Vatican magistrates formally charged Pope Benedict's butler with illegal possession of secret documents today and said a wider investigation would take place to see if he had any accomplices who helped him leak them.
Paolo Gabriele is suspected of leaking highly sensitive documents, some alleging cronyism and corruption in Vatican contracts, in a scandal which has come to be known as "Vatileaks".
A statement referred to Mr Gabriele (46) who was until his arrest on Wednesday night serving the pope meals and helping him dress, as "the defendant".

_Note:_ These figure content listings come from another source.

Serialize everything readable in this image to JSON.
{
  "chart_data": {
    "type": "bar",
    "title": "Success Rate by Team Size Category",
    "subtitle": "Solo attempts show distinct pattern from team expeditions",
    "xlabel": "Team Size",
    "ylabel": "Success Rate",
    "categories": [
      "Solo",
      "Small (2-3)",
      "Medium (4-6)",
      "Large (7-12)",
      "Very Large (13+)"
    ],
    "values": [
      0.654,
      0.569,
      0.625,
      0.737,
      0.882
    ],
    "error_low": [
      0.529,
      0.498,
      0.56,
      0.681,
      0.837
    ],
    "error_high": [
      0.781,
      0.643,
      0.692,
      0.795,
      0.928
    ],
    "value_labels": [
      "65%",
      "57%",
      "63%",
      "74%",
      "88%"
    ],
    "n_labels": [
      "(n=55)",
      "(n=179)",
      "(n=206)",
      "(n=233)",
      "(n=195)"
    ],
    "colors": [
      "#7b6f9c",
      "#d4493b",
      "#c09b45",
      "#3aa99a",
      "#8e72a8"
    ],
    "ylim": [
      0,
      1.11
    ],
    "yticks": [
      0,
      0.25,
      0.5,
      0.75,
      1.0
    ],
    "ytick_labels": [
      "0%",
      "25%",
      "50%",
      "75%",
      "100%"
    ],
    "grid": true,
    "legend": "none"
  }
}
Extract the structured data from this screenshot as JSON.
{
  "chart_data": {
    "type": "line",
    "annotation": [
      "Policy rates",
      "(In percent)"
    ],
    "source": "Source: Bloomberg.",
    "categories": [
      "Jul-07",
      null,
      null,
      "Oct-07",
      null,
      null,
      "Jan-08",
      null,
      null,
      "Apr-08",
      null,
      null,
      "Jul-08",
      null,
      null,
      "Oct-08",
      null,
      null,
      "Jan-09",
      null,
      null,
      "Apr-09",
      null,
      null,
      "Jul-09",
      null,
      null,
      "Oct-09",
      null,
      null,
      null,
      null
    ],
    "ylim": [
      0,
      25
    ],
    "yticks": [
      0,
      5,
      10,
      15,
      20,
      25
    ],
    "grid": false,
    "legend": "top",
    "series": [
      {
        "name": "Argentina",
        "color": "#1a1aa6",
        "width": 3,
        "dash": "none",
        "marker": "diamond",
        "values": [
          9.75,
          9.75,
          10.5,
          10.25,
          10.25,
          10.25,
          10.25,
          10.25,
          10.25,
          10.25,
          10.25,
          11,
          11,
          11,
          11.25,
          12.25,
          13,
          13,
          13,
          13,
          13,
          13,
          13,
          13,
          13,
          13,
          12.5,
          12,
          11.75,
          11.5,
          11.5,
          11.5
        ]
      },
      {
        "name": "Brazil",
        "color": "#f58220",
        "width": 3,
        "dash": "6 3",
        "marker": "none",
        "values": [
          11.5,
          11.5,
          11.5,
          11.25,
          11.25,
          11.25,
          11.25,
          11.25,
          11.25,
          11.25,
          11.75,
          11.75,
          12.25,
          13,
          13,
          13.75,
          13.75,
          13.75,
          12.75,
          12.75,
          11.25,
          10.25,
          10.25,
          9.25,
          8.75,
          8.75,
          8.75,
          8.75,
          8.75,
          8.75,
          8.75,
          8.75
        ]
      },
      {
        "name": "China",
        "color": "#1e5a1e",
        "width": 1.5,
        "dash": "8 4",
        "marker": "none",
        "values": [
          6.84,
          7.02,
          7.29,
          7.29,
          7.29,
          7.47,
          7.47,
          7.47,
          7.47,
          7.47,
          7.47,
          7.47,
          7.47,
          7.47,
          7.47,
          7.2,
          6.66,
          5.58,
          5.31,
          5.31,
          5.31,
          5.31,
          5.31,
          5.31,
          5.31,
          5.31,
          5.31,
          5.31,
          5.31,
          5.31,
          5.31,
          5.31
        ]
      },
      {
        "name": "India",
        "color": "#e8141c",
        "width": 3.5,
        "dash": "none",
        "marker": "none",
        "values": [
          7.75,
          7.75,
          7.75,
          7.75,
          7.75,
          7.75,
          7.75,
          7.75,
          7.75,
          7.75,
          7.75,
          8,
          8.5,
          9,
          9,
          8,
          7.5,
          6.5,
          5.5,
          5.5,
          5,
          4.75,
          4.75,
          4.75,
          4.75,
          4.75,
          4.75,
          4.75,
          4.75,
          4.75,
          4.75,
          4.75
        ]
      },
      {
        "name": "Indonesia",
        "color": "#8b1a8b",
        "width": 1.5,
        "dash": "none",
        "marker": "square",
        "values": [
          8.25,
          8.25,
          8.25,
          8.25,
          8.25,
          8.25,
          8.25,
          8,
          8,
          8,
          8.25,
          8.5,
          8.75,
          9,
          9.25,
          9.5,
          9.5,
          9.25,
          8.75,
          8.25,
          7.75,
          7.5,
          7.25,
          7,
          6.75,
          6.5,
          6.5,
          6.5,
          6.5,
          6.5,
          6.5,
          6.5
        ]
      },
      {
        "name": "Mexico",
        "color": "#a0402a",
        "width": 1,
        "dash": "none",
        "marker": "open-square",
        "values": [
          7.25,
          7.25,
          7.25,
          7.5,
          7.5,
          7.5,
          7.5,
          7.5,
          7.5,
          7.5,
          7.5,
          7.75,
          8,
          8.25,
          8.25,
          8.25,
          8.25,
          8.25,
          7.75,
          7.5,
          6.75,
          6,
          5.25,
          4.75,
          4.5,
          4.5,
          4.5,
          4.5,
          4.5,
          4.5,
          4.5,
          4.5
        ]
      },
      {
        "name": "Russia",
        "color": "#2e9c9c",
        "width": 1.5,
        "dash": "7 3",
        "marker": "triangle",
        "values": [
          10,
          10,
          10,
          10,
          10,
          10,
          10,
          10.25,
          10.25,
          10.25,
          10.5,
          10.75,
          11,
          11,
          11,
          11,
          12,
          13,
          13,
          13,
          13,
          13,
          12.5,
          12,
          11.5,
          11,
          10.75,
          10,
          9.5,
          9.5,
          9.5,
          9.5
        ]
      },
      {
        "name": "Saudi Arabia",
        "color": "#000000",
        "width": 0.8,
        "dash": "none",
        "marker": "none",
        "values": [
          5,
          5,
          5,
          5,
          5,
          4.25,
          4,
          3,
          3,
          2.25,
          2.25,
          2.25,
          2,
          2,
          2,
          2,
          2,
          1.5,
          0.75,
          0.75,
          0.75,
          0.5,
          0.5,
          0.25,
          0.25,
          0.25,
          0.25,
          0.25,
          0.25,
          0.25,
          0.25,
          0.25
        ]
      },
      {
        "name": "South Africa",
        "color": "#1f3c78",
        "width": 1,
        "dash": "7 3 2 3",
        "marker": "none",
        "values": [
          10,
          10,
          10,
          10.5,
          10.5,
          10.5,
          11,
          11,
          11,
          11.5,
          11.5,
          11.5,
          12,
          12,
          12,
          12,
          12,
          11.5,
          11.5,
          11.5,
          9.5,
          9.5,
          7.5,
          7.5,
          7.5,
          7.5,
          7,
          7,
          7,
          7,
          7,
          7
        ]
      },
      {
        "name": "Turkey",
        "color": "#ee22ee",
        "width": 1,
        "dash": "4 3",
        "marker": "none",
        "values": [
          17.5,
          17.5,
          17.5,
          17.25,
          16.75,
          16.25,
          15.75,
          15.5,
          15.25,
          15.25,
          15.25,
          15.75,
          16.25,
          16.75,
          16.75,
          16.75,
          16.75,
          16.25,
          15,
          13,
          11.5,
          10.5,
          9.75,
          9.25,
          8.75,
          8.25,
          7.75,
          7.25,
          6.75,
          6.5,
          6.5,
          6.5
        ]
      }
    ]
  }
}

It said a preliminary investigation had been upgraded to a "formal investigation," meaning he had been formally charged, and had chosen two lawyers to defend him.Because the Vatican has no jail, Mr Gabriele was being held in one of the three so-called "secure rooms" in the offices of the Vatican's tiny police force inside the walled city-state.
The Vatican promised that he would have "all the juridical guarantees foreseen by the criminal code of the state of Vatican City.
"The Vatican said the upgraded, formal investigation "would continue "until a sufficient framework of the situation is acquired," which a Vatican official said meant magistrates wanted to determine if Mr Gabriele acted alone or with others.
The pope was said to be "pained" that someone in his domestic household had betrayed him. Mr Gabriele lived in the Vatican with his wife and three children.
Commentators in Italian newspapers said they doubted that Mr Gabriele could have acted alone and some speculated that he may have been a pawn in a larger, internal power struggle.
"Never has the sense of disorientation in the Catholic Church reached these levels," Church historian Alberto Melloni wrote in Italy's Corriere della Sera newspaper.
"But now there is something even more - a sense of systemic disorder."